Adobe® PDF Library

Memory Management

Overview

When you create an application based on the Adobe PDF Library and .NET Core code, it is best to use good memory management practices.

Systems written in C# use a garbage collection to clear system memory automatically, deleting objects from memory when they are no longer needed.  Objects are added to sections of memory referred to as “heaps,” and when a heap is filled with objects, the garbage collection process runs automatically to clear that memory space.

In general, managed objects, in the .NET garbage collected heap, appear very small to the runtime environment.  They are not much more than handles to the underlying unmanaged, native resources in the Adobe PDF Library itself. When the system collects garbage, and the .NET Core object is collected and finalized, the system releases the corresponding Library resources.

The garbage collector uses groups called generations to improve performance.  When objects are added to memory space, they tend to be removed quickly.  But the longer an object remains in memory the longer it is likely to survive there.  So the garbage collector sorts objects by age—how long they have been stored in memory—in generations.

The small .NET Core objects exert little memory pressure on the runtime, so it may take a long time for the garbage collection process to run. The underlying PDF Library objects do consume system memory and resources, but most of this is hidden from the .NET Core runtime because the PDF Library is mostly native code.   This means that by the time the garbage collection runs the system may have a large amount of memory consumed by objects no longer in use. You are therefore encouraged to dispose of objects explicitly, as described below.

We provide a sample program called MemoryFileSystem for Microsoft .NET Core that demonstrate how to use RAM memory instead of the hard disk for saving temporary files.

How objects get deleted

When the garbage collection process runs it starts automatically, and runs as needed.  Any unreferenced .NET objects will be considered for garbage collection.

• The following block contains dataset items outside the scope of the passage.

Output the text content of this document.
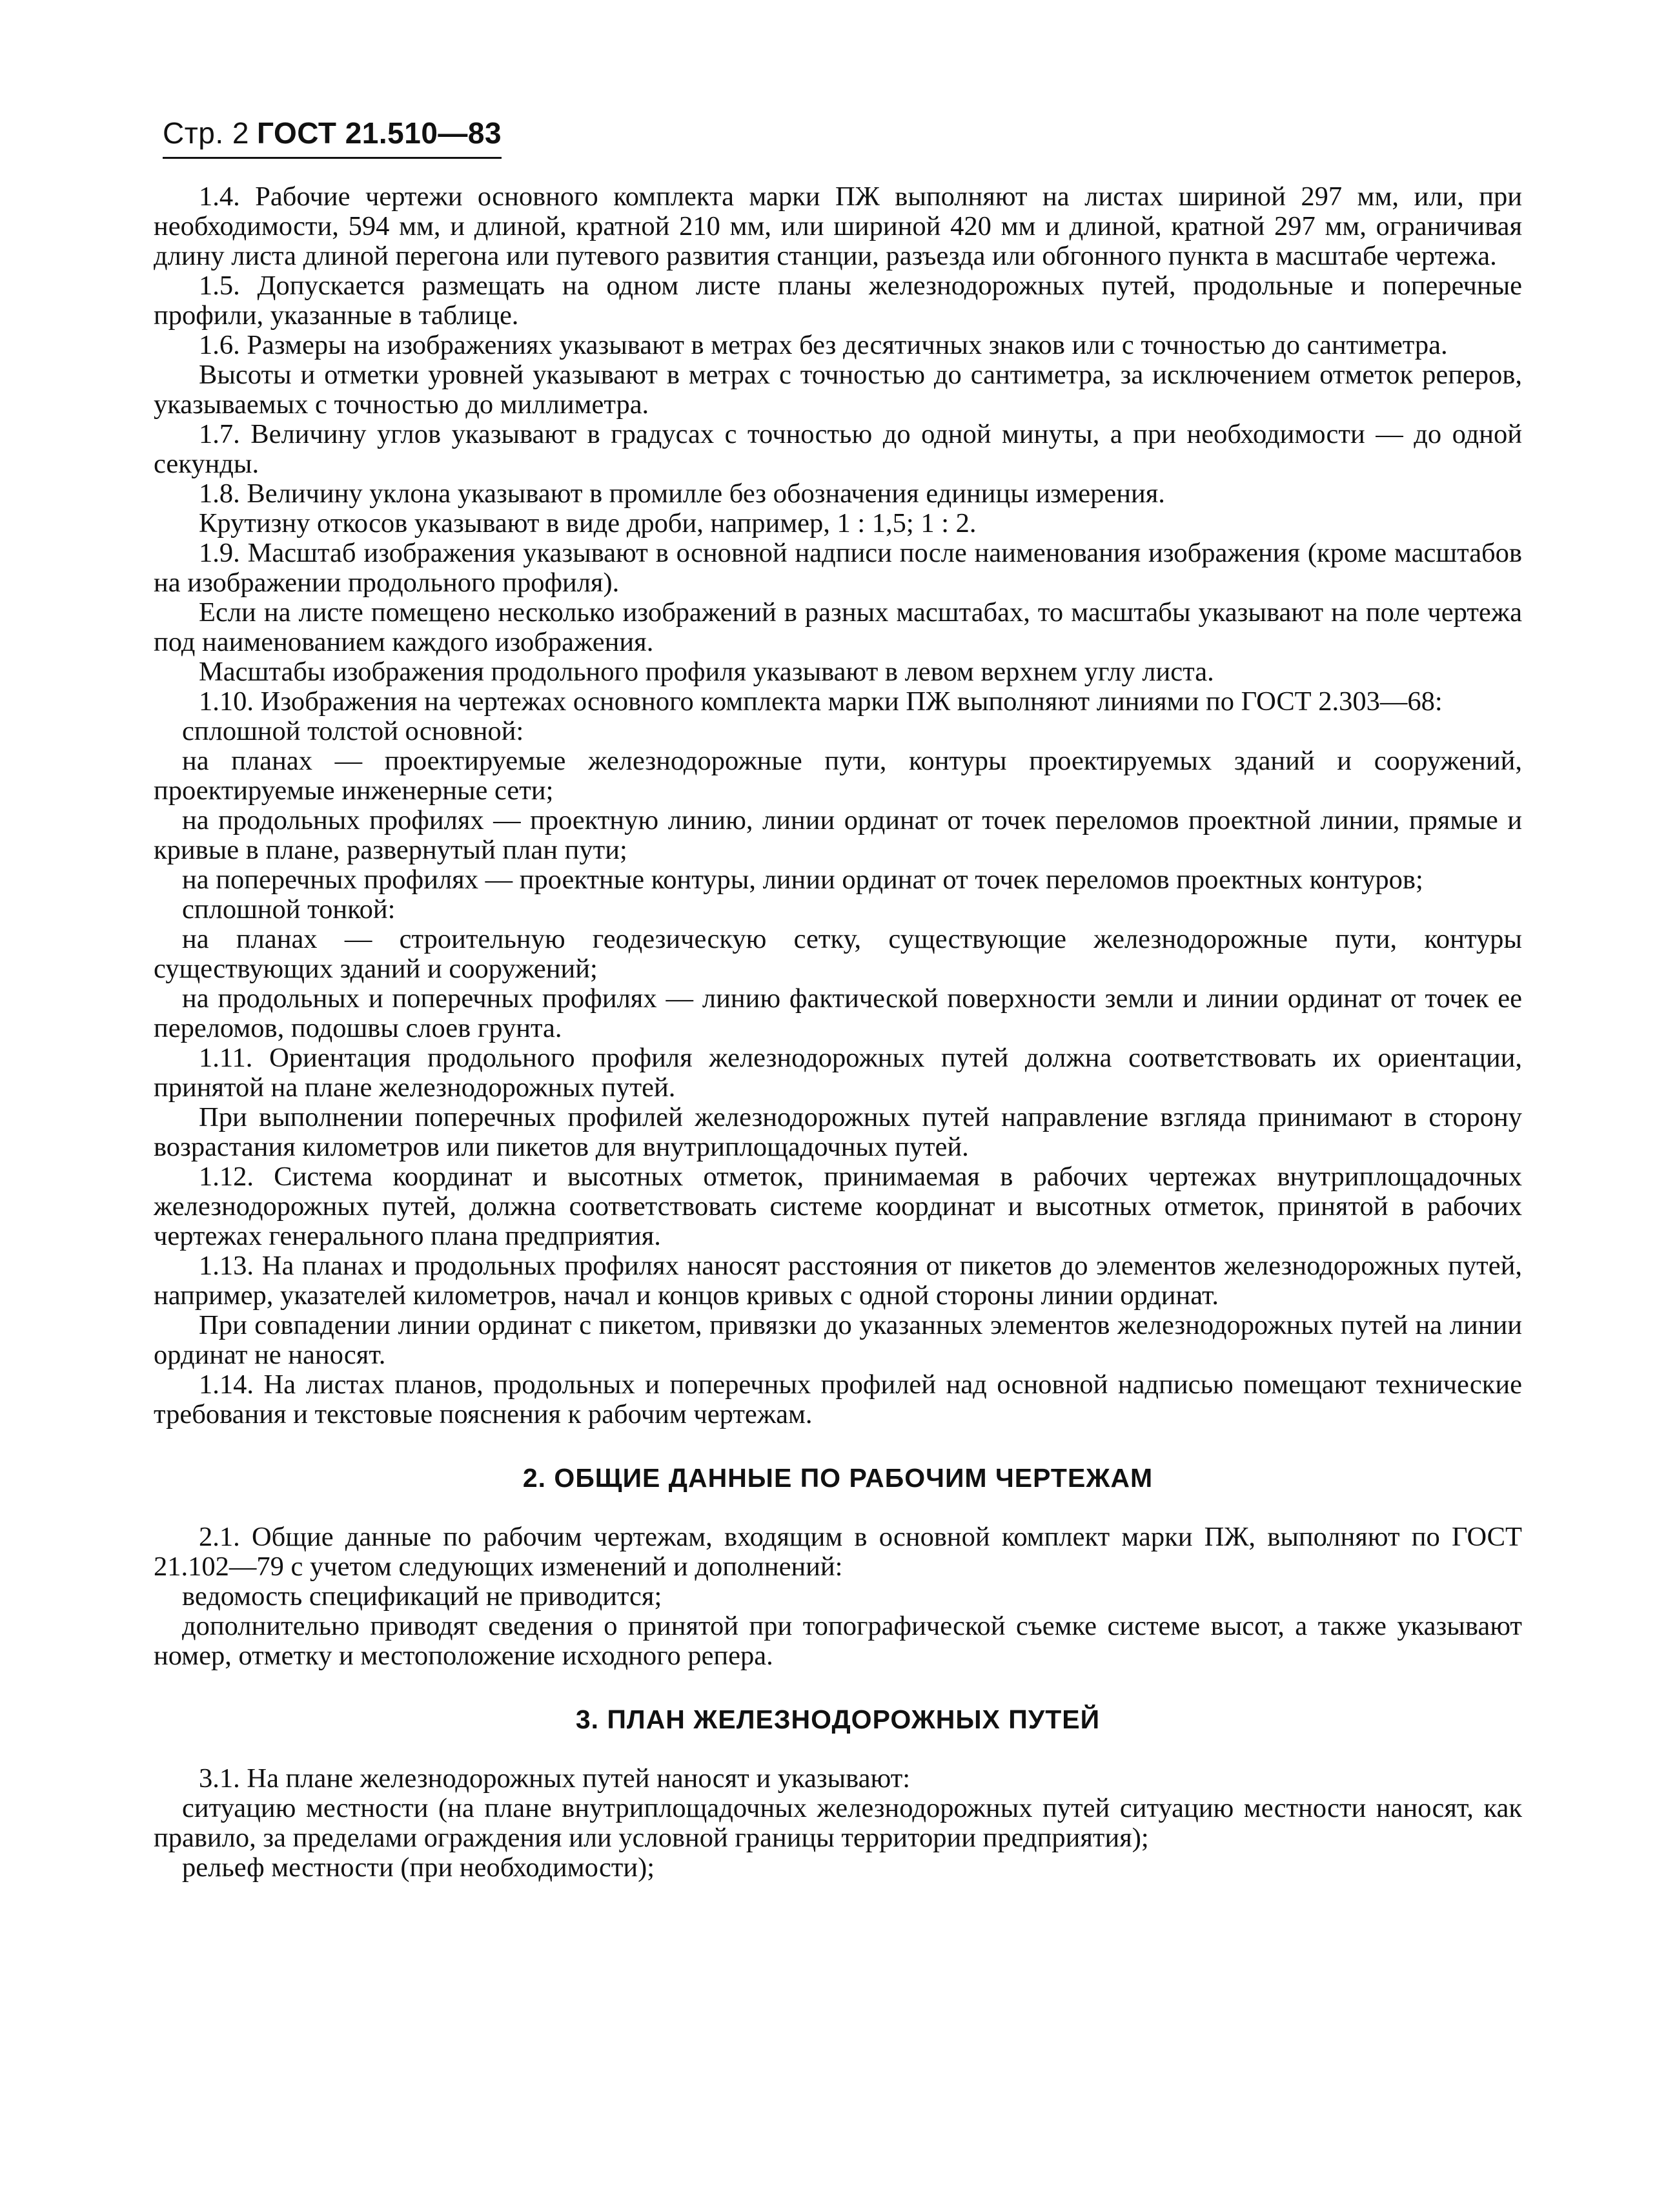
Стр. 2 ГОСТ 21.510—83

1.4. Рабочие чертежи основного комплекта марки ПЖ выполняют на листах шириной 297 мм, или, при необходимости, 594 мм, и длиной, кратной 210 мм, или шириной 420 мм и длиной, кратной 297 мм, ограничивая длину листа длиной перегона или путевого развития станции, разъезда или обгонного пункта в масштабе чертежа.

1.5. Допускается размещать на одном листе планы железнодорожных путей, продольные и поперечные профили, указанные в таблице.

1.6. Размеры на изображениях указывают в метрах без десятичных знаков или с точностью до сантиметра.

Высоты и отметки уровней указывают в метрах с точностью до сантиметра, за исключением отметок реперов, указываемых с точностью до миллиметра.

1.7. Величину углов указывают в градусах с точностью до одной минуты, а при необходимости — до одной секунды.

1.8. Величину уклона указывают в промилле без обозначения единицы измерения.

Крутизну откосов указывают в виде дроби, например, 1 : 1,5; 1 : 2.

1.9. Масштаб изображения указывают в основной надписи после наименования изображения (кроме масштабов на изображении продольного профиля).

Если на листе помещено несколько изображений в разных масштабах, то масштабы указывают на поле чертежа под наименованием каждого изображения.

Масштабы изображения продольного профиля указывают в левом верхнем углу листа.

1.10. Изображения на чертежах основного комплекта марки ПЖ выполняют линиями по ГОСТ 2.303—68:

сплошной толстой основной:

на планах — проектируемые железнодорожные пути, контуры проектируемых зданий и сооружений, проектируемые инженерные сети;

на продольных профилях — проектную линию, линии ординат от точек переломов проектной линии, прямые и кривые в плане, развернутый план пути;

на поперечных профилях — проектные контуры, линии ординат от точек переломов проектных контуров;

сплошной тонкой:

на планах — строительную геодезическую сетку, существующие железнодорожные пути, контуры существующих зданий и сооружений;

на продольных и поперечных профилях — линию фактической поверхности земли и линии ординат от точек ее переломов, подошвы слоев грунта.

1.11. Ориентация продольного профиля железнодорожных путей должна соответствовать их ориентации, принятой на плане железнодорожных путей.

При выполнении поперечных профилей железнодорожных путей направление взгляда принимают в сторону возрастания километров или пикетов для внутриплощадочных путей.

1.12. Система координат и высотных отметок, принимаемая в рабочих чертежах внутриплощадочных железнодорожных путей, должна соответствовать системе координат и высотных отметок, принятой в рабочих чертежах генерального плана предприятия.

1.13. На планах и продольных профилях наносят расстояния от пикетов до элементов железнодорожных путей, например, указателей километров, начал и концов кривых с одной стороны линии ординат.

При совпадении линии ординат с пикетом, привязки до указанных элементов железнодорожных путей на линии ординат не наносят.

1.14. На листах планов, продольных и поперечных профилей над основной надписью помещают технические требования и текстовые пояснения к рабочим чертежам.

2. ОБЩИЕ ДАННЫЕ ПО РАБОЧИМ ЧЕРТЕЖАМ

2.1. Общие данные по рабочим чертежам, входящим в основной комплект марки ПЖ, выполняют по ГОСТ 21.102—79 с учетом следующих изменений и дополнений:

ведомость спецификаций не приводится;

дополнительно приводят сведения о принятой при топографической съемке системе высот, а также указывают номер, отметку и местоположение исходного репера.

3. ПЛАН ЖЕЛЕЗНОДОРОЖНЫХ ПУТЕЙ

3.1. На плане железнодорожных путей наносят и указывают:

ситуацию местности (на плане внутриплощадочных железнодорожных путей ситуацию местности наносят, как правило, за пределами ограждения или условной границы территории предприятия);

рельеф местности (при необходимости);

But .NET objects have finalizers, which ultimately release the underlying resources for the Adobe PDF Library. So on the first garbage collection run, these objects will be placed in a finalization queue.

Later, the garbage collector finalizes the objects in the finalization queue, releasing Library resources.

After that, the .NET objects themselves are garbage collected on the next pass, finally freeing the last memory space in use.

That means that it may take two garbage collection runs before the Adobe PDF Library resources are released. If the .NET objects are in a list or other container, it may take more passes to finally release these resources.  This is besides those objects that survive in memory into generation 1 or generation 2, or later.

As a result, some usage patterns may result in large amounts of resources for the Library remaining for a long time in memory while the system is running.

Implicit disposal

Implicit disposal happens when the garbage collector finalizes a .NET object. With implicit disposal, the object releases its hold on Adobe PDF Library resources. Other objects depending on the same internal resources may still cause these Library resources to be held, if required.

For instance, consider the case where a program creates a Document object, and subsequently obtains a Page object from the document. It is possible that if there are no more references to the Document, the corresponding object may be released. However, the Page object internally holds a PDPage, and for the PDPage to exist, the PDDoc containing it must still exist. So even though the Document object has been garbage collected, the PDDoc is open, the corresponding PDF file may still be locked on Windows, and so forth. After the Page object is garbage collected and finalized, the PDDoc will be closed.

Explicit disposal

Explicit disposal happens when a user program calls Dispose() on a .NET object. During this call, the Adobe PDF Library resources are released immediately, including any resources required by dependent objects. Releasing the resources of dependent objects distinguishes explicit disposal from implicit disposal.

For example, consider the case where a program creates a Document object, and subsequently obtains a Page object from the document. If the program then calls Dispose on the document, the document's internal Library resources are released, but all dependent resources are released first. Thus, the Page object is no longer valid and attempting to use the Page object will result in an error: "Object is no longer valid (perhaps a parent object was already destroyed)."

Best practices

It is important, then, to release the unmanaged resources in Adobe PDF Library as soon as an object is no longer in use. To do this, call the Dispose method in .NET.

In C#, a using statement does automatic call to Dispose():

using (Page page = doc.GetPage(0)) {
// code here
} // page.Dispose() automatically called here, or if an exception is thrown

Special cases

Library.  Disposing of the Library object ends the use of the Adobe PDF Library, and thus releases all Adobe PDF Library data resources allocated to the Library on the thread. This is an important part of cleaning up after the use of the Library. Note that multiple Library objects can be created on the same thread; the release of resources happens when all of the Library objects are disposed.

Document. Disposing the Document also closes the corresponding PDF file.  Therefore, it is good practice to dispose of the Document after the system has finished processing on that document. It is also a natural consequence that calling Dispose on the Document automatically cleans up any resources allocated to work on that document.

Page. Disposing of the Page may be useful if many objects were allocated during work on that page, including work done on the Content of the Page.

Word. The PDF Library holds a table of all words on a PDF page (and information about these words) to be used when extracting text from a page.  This table remains as long as a Word object refers to it.  Please be sure to dispose of Word objects when they are no longer needed, to avoid retaining unwanted references in memory.